According to the board in T 577/11, where the applicant of the priority application and the applicant of the subsequent application contractually agree that (only) economic ownership ("economische eigendom" under Dutch law) of the priority application and the right to claim its priority is to be transferred to the subsequent applicant, this is not sufficient to consider the latter a successor in title within the meaning of Art. 87(1) EPC 1973 (see decision catchword). The board recognised the retroactive effect of the transfer of “economic ownership” but not of the legal title. It concluded that at the time of filing of the subsequent application this arrangement only amounted to a limited transfer, insufficient for the purposes of Art. 87(1) EPC 1973. Furthermore, this case was to be distinguished from the situation of equitable assignment under English law, which was the subject of J 19/87.

Considering the requirement that the right of priority must have been transferred before the filing date of the later European application, the board in T 1201/14 took the view that, even if a retroactive transfer such as the nunc pro tunc assignment under US law invoked by the appellant was allowable under US law, it would not be acceptable under Art. 87(1) EPC 1973. The board also held that an implied transfer of a particular right could be accepted when it was sufficiently clear that the parties had formed an agreement and what they had agreed. The burden of proving a valid transfer of the right of priority lay with the proprietor since it was the one claiming that right. As to the standard of proof to be applied to an implied transfer by virtue of a general policy under German law, the board held that the circumstances of the case in hand required proof "beyond reasonable doubt", as all the relevant evidence lay within the knowledge and power of only one party to the inter partes proceedings.

In T 493/06 it was held that the respondents had provided sufficient proof of the assignment of priority rights. In the board's view even a copy of an assignment agreement could be sufficient provided that evidence was supplied that the content of the copy was identical to that of the original document.
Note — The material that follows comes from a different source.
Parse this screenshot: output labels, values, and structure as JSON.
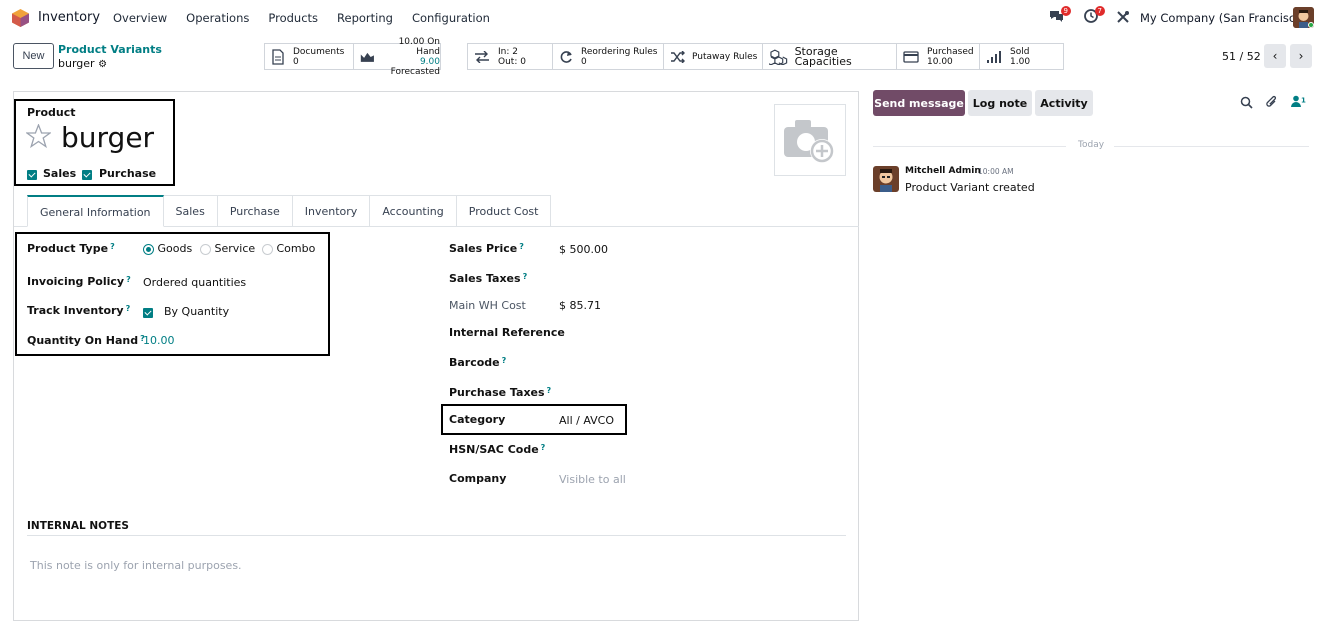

Such evidence might, according to board of appeal case law, take the form of an affidavit – even though affidavits were not expressly mentioned in Art. 117(1) EPC 1973 – and the principle of unfettered consideration of the evidence applied to them (see e.g. T 970/93, T 804/94, T 558/95 and T 43/00; also T 535/08).

According to the board in T 1103/15, if a party made statements about conclusions to be drawn on the basis of the applicable national law, it had to file suitable evidence, for example by filing as documents adequate copies of such laws and/or as appropriate by filing as expert evidence the opinions of a suitably qualified lawyer in the relevant jurisdiction (T 74/00).

The board in T 2466/13 observed that there was no clear line in the boards' case law on the standard of proof to be met for a transfer of a priority right to be considered valid (compare T 205/14 and T 517/14, applying the balance of probabilities, with T 1201/14, in which a stricter standard was applied).